Thanks, I’m definitely going to go research that. I’m still curious though, how the --storage flags work with multiple disks. I’m hoping someone can clarify that.

The unit of storage in CockroachDB is the range, which can grow to approx 64MB (configurable). By default ranges are balanced across stores on each node, up to the store capacity. So without configuration the data will more or less spread across the disks.

You can definitely let CockroachDB “do its thing”. You can also fine tune data placement using store attributes and zone configurations.

Yes they will enable to spread I/O. However if write performance is the bottleneck in your application, NVMe will provide more write throughput.

yes, see above.

Yes, or as another reply suggested you can also wipe everything and create a new node; it will repopulate automatically from the data on the other nodes.

I hope this helps? Let us know if you have more questions or comments.

1 Like

Everything @knz has said is correct, but I have one caveat to add.

Cockroach will not rebalance two copies of the same piece of data to the same node, even the two copies would be on separate disks. This makes our rebalancing not work very well on a 3-node cluster where each node has multiple disks, because it has no good built-in mechanism for moving data from one disk to another. If the cluster has at least 4 nodes, rebalancing will work more like you expect across disks and nodes.

This is a limitation of our current implementation that we’d like to improve in the future, but for now it’s an unfortunate fact that a 3-node cluster with multiple disks per node won’t balance data particularly well across the disks. For more details, see this issue:

1 Like

Thanks, this was extremely helpful.

@a-robinson are you talking about instances where people want to balance the same data on 2 disks?

My use case is not that. I’m just trying to figure out how to buy and maintain hardware that is best for CDB. Does your comment still apply if there is only one copy of the data per node?
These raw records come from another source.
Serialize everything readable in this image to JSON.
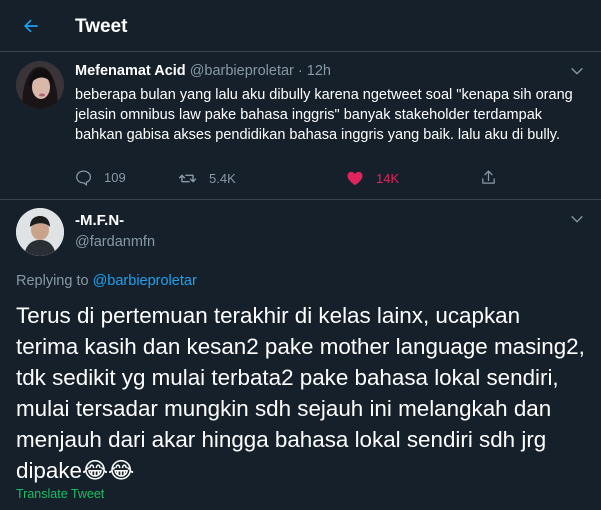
{
  "header": {
    "title": "Tweet",
    "back_icon": "arrow-left-icon",
    "accent": "#1da1f2"
  },
  "parent_tweet": {
    "name": "Mefenamat Acid",
    "handle": "@barbieproletar",
    "separator": "·",
    "time": "12h",
    "text": "beberapa bulan yang lalu aku dibully karena ngetweet soal \"kenapa sih orang jelasin omnibus law pake bahasa inggris\" banyak stakeholder terdampak bahkan gabisa akses pendidikan bahasa inggris yang baik. lalu aku di bully.",
    "replies": "109",
    "retweets": "5.4K",
    "likes": "14K",
    "like_color": "#e0245e"
  },
  "reply_tweet": {
    "name": "-M.F.N-",
    "handle": "@fardanmfn",
    "replying_prefix": "Replying to",
    "replying_handle": "@barbieproletar",
    "text": "Terus di pertemuan terakhir di kelas lainx, ucapkan terima kasih dan kesan2 pake mother language masing2, tdk sedikit yg mulai terbata2 pake bahasa lokal sendiri, mulai tersadar mungkin sdh sejauh ini melangkah dan menjauh dari akar hingga bahasa lokal sendiri sdh jrg dipake😂😂",
    "translate_label": "Translate Tweet",
    "translate_color": "#17bf63"
  },
  "theme": {
    "background": "#15202b",
    "border": "#38444d",
    "secondary_text": "#8899a6"
  }
}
@bladefist I’m saying that if your cluster has only 3 nodes and each node has multiple disks, the the data will not be balanced very well across all 6+ disks. Clusters with multiple disks per node only balance data well across disks if there are at least 4 nodes.

@a-robinson Can you explain or link to an explanation of why 4 is needed? The recommended production setup has 3 nodes. I figured 3 was needed for a quorum. Thanks!

There needs to be 3 nodes for quorum. With only one store per node, this is sufficient and the data will be balanced.

The reason why data cannot rebalance well when there are 2+ stores per node and only 3 nodes is the following: in order to move a range replica from store A to store B on a single node (say, node 1), the cluster must first create a new replica on store B then remove the replica on store A. Unfortunately our consensus protocol does not allow CockroachDB to have 2 replicas simultaneously on the same node ( So a direct migration between stores is not possible (yet). To achieve this rebalancing between stores, CockroachDB must create the new intermediate copy on a different node, one which doesn’t have the data yet. This is why a 4th node is needed.

For example: say you have 3 nodes n1, n2, n3, each with stores A and B.
Initially range rx is replicated across n1:A, n2:A, n3:A.
Now we want to rebalance from n1:A to n1:B.
It is not possible to create an additional replica on n1:B directly because otherwise at that moment you would have a replica on both n1:A and n1:B, and we don’t support multiple replicas per node yet.
It is not possible to create the additional replica on n2 or n3 either, because they already have a replica.

So instead we add a new node n4. Then the copy of n1:A can be made on n4.
Then the replica on n1:A can be deleted.
Then the copy from n4 can be migrated to n1:B.

Then n4 can be removed if not needed any more.

Note this is a limitation of the current protocol and we may remove this limitation in the future.

Does this clarify?

@knz It does. Perfect. This thread was very helpful and you guys are great. Thanks for your prompted and detailed answers!